Attendance trends remain under pressure, and the foal crop continues to shrink, limiting long-term supply. Kentucky, long positioned as the center of the US horse racing industry, has responded by closing tracks and reducing race schedules.

At the same time, prediction market apps have added a new competitive dynamic. While Polymarket generated $1.2 million in wagers on the most recent Derby, their broader influence has been more visible in other sports. Earlier this year, parent company Flutter Entertainment (FanDuel) and DraftKings saw their stock prices decline as bettors shifted toward prediction markets for Super Bowl LX.

Churchill Downs focuses on content control and distribution

Against this backdrop, CDI has maintained a firm stance on protecting its wagering model and content distribution. During an investor meeting in February, CEO Bill Carstanjen opposed prediction markets and outlined the company’s business strategy, stressing the need for premium racing days and controlled distribution of its content.

As he noted, important race days have been growing larger and more popular over time, solidifying the trend towards high-end races.
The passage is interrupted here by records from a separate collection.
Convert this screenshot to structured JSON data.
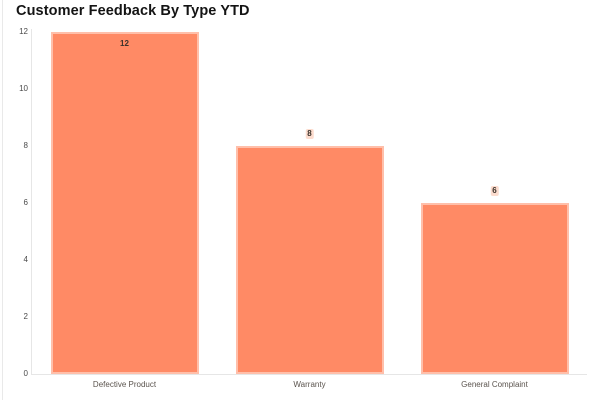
{
  "chart_data": {
    "type": "bar",
    "title": "Customer Feedback By Type YTD",
    "categories": [
      "Defective Product",
      "Warranty",
      "General Complaint"
    ],
    "values": [
      12,
      8,
      6
    ],
    "value_labels": [
      "12",
      "8",
      "6"
    ],
    "yticks": [
      0,
      2,
      4,
      6,
      8,
      10,
      12
    ],
    "ylim": [
      0,
      12
    ],
    "xlabel": "",
    "ylabel": "",
    "grid": false,
    "legend": "none",
    "bar_color": "#FF8A65",
    "bar_border_color": "#FFB49A",
    "label_halo_color": "#FCD6C6",
    "axis_line_color": "#E6E6E6",
    "title_color": "#141414",
    "tick_color": "#4A4A4A"
  }
}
This is true for the Kentucky Oaks, one of the most bet-upon races today in the United States.

Also, Carstanjen stressed the legal aspects of placing bets on horses. The parimutuel betting process for horse races is regulated by the Interstate Horseracing Act, which grants exclusive control over the use of race content and requires permission for this process. CDI has not provided such consent to prediction market operators and does not intend to do so. Some of the best Kentucky sports betting sites do indeed have consent.

Industry groups cite legal and economic risks

The regulatory debate has extended beyond operators to industry bodies. The CFTC has collected hundreds of public comments on prediction markets, including submissions from the National Thoroughbred Racing Association.

CEO Thomas Rooney outlined that interstate wagering is strictly governed by consent requirements under federal law. Approval must come from racing associations, horsemen groups, and relevant state commissions before any wagering activity can proceed.

No such approvals have been granted for prediction market contracts tied to horse racing outcomes. As a result, no designated contract market currently offers these products in the US.

Industry stakeholders argue that allowing prediction markets to operate outside this framework could divert revenue away from regulated systems. That funding supports racetrack operations, prize purses, breeding programs and oversight functions. Any shift in wagering activity, they warn, could disrupt the financial structure that underpins the sport.